Text of statute as originally enacted

= Continuance of Laws (No. 2) Act 1774 =

Act of the Parliament of Great Britain

The Continuance of Laws (No. 2) Act 1774 (14 Geo. 3. c. 80) was an act of the Parliament of Great Britain that continued various older acts.

== Background ==
In the United Kingdom, acts of Parliament remain in force until expressly repealed. Many acts of parliament, however, contained time-limited sunset clauses, requiring legislation to revive enactments that had expired or to continue enactments that would otherwise expire.

== Provisions ==
=== Continued enactments ===
Section 1 of the act continued the Sail Cloth Act 1759 (33 Geo. 2. c. 17), as continued by the Customs Act 1768 (8 Geo. 3. c. 23), from the expiration of the act until the end of the next session of parliament after 29 September 1781.

Section 2 continued the Sail Cloth Act 1745 (19 Geo. 2. c. 27), as continued by the Continuance of Laws, etc. Act 1753 (26 Geo. 2. c. 32), the Continuance of Laws Act 1758 (32 Geo. 2. c. 23) and the Continuance of Laws Act 1766 (6 Geo. 3. c. 44), from the expiration of the act until the end of the next session of parliament after 24 June 1781.
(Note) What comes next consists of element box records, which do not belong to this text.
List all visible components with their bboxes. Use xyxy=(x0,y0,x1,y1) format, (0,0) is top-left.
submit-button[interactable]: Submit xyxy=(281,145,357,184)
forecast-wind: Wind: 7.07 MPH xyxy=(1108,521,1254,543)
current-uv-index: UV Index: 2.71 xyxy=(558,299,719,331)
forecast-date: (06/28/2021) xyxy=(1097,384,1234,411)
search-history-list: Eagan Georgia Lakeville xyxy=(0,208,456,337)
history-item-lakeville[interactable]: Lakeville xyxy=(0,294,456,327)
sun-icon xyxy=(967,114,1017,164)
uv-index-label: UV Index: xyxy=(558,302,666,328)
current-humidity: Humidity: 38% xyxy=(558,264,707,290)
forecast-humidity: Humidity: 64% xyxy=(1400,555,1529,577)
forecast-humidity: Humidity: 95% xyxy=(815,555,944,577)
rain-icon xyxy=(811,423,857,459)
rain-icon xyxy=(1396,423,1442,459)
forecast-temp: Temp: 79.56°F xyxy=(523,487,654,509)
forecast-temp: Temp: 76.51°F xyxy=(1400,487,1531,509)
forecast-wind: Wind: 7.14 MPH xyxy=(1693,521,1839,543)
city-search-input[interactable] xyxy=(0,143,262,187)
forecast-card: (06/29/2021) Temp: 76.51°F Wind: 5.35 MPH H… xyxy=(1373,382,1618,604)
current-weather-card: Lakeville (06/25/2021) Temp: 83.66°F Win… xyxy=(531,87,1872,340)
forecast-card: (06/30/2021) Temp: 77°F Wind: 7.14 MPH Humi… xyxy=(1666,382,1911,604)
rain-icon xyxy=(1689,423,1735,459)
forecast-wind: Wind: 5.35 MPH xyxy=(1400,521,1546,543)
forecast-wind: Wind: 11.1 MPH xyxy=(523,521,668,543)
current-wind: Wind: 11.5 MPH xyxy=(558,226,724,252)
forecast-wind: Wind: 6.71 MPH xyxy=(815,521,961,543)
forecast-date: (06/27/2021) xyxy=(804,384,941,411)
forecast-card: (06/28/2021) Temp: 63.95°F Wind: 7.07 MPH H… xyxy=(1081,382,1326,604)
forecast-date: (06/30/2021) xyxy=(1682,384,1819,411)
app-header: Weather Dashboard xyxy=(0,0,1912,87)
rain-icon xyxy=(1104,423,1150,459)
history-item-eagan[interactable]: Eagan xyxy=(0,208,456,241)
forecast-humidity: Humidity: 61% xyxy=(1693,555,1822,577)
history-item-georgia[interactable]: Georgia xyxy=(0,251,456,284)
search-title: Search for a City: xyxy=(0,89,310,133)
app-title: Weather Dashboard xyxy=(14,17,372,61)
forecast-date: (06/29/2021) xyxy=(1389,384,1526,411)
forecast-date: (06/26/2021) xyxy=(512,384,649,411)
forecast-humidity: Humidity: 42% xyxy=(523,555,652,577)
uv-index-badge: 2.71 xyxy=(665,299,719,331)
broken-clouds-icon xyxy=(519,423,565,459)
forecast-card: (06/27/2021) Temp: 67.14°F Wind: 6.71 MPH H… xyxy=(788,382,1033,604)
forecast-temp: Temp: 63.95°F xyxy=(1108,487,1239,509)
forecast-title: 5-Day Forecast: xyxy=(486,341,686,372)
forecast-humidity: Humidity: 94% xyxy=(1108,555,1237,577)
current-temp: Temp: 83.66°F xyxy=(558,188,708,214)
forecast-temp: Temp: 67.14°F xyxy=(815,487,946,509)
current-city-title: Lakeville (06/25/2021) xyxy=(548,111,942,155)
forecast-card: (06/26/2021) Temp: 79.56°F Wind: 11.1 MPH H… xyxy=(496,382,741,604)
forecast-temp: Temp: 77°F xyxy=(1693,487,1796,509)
== Subsequent developments ==
The Select Committee on Temporary Laws, Expired or Expiring, appointed in 1796, inspected and considered all temporary laws, observing irregularities in the construction of expiring laws continuance acts, making recommendations and emphasising the importance of the Committee for Expired and Expiring Laws.

The whole act was repealed by section 1 of, and the schedule to, the Statute Law Revision Act 1871 (34 & 35 Vict. c. 116), which came into force on 21 August 1871.